Thursday, February 18, 2010

Gehry's Pritzker stoned and decayed, the Herzon & de Meuron Way - thanks, Atilla!

There's more than one way to skin a stage, witness the above two photos. The top picture may look a tad familiar: Frank Gehry's Pritzker Pavilion bandshell in Millennium Park. The bottom pic, stolen from courtesy the inestimable Opera Chic blog, is a stage set for the Metropolitan Opera's new production of Verdi's Attila, opening February 23rd with Ildar Abdrazakov in the title role and conducted by Chicago Symphony Music Director designate Riccardo Muti. Beyond the strong musical pedigree, this may be the most haute couture Hun of all time. Costumes by Miuccia Prada; sets by Herzog & de Meuron. Pelts by Blackglama*.

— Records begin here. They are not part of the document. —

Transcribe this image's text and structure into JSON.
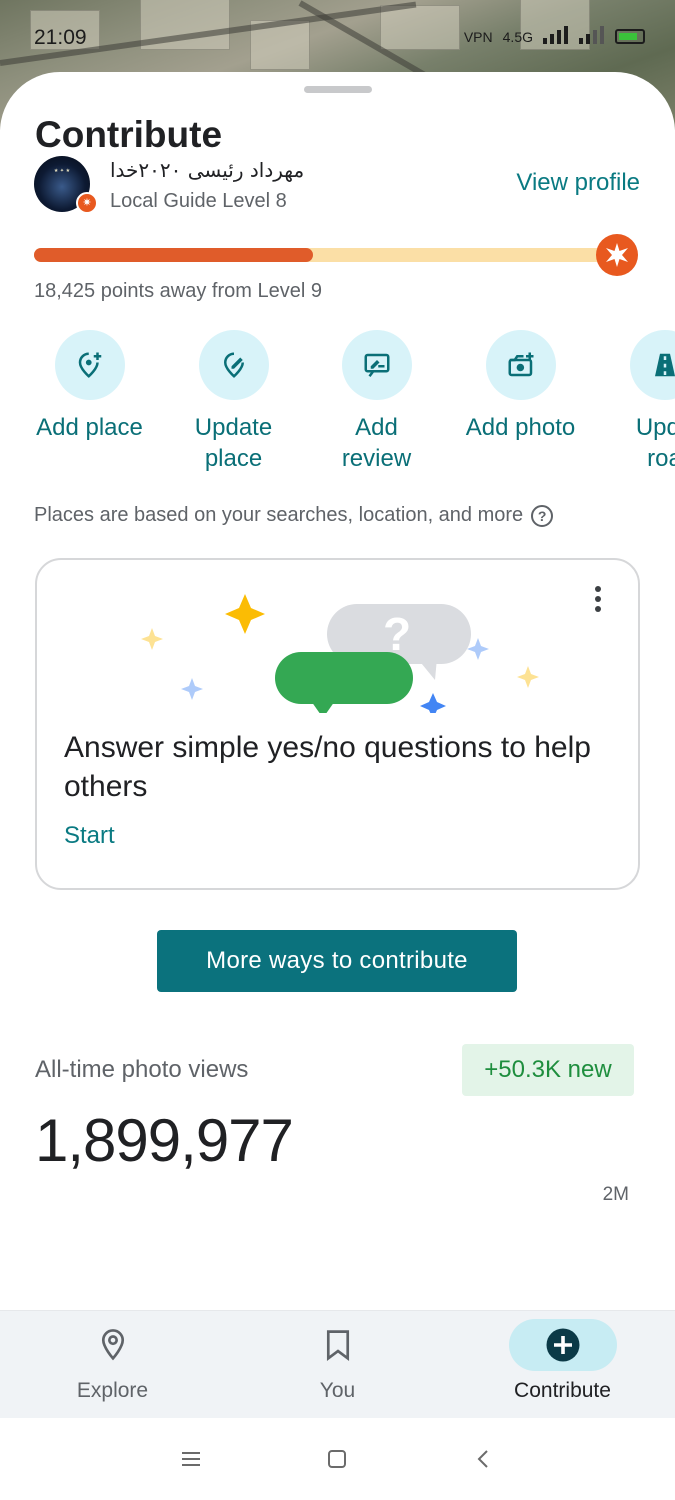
{
  "status_bar": {
    "time": "21:09",
    "network": "4.5G",
    "vpn": "VPN"
  },
  "header": {
    "title": "Contribute"
  },
  "profile": {
    "name": "مهرداد رئیسی ۲۰۲۰خدا",
    "level": "Local Guide Level 8",
    "view_profile": "View profile",
    "progress_fraction": 0.49,
    "points_away": "18,425 points away from Level 9"
  },
  "actions": [
    {
      "label_line1": "Add",
      "label_line2": "place",
      "label": "Add place",
      "icon": "add-place-icon"
    },
    {
      "label_line1": "Update",
      "label_line2": "place",
      "label": "Update place",
      "icon": "edit-place-icon"
    },
    {
      "label_line1": "Add",
      "label_line2": "review",
      "label": "Add review",
      "icon": "review-icon"
    },
    {
      "label_line1": "Add",
      "label_line2": "photo",
      "label": "Add photo",
      "icon": "add-photo-icon"
    },
    {
      "label_line1": "Upda",
      "label_line2": "roa",
      "label": "Update road",
      "icon": "road-icon"
    }
  ],
  "places_note": "Places are based on your searches, location, and more",
  "card": {
    "question_text": "Answer simple yes/no questions to help others",
    "start_label": "Start"
  },
  "more_button": "More ways to contribute",
  "photo_views": {
    "label": "All-time photo views",
    "badge": "+50.3K new",
    "value": "1,899,977",
    "axis_label": "2M"
  },
  "bottom_nav": [
    {
      "label": "Explore",
      "icon": "location-pin-icon",
      "active": false
    },
    {
      "label": "You",
      "icon": "bookmark-icon",
      "active": false
    },
    {
      "label": "Contribute",
      "icon": "add-circle-icon",
      "active": true
    }
  ],
  "colors": {
    "accent": "#0b727d",
    "progress_fill": "#e05c2a",
    "progress_track": "#fbdfa6",
    "badge_green": "#1e8e3e"
  }
}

According to Jacques Herzog in this Met Opera video:
Atilla describes the moment in history where an old world, an antique world is collapsing and something new is rising out of the rubble of the old . . . Verdi's vision . . . basically, [is] based on two images. On one hand is the rubble, is the destruction, is the destroyed world, that we took very literally, even more literally than Verdi probably did, and [the other] is nature, represented by wild nature, very strong powerful nature . . . a forest that was both real, scary, symbolic, magical mystical . . . this romantic moment that you find some times in art, in paintings, where the wood is used as a wild energy that at the same time is something which promises hope.
More Opera Chic photo's of the sets and the production - oh, and some singers, too - here.

*note to litigators: reference for satirical purposes only.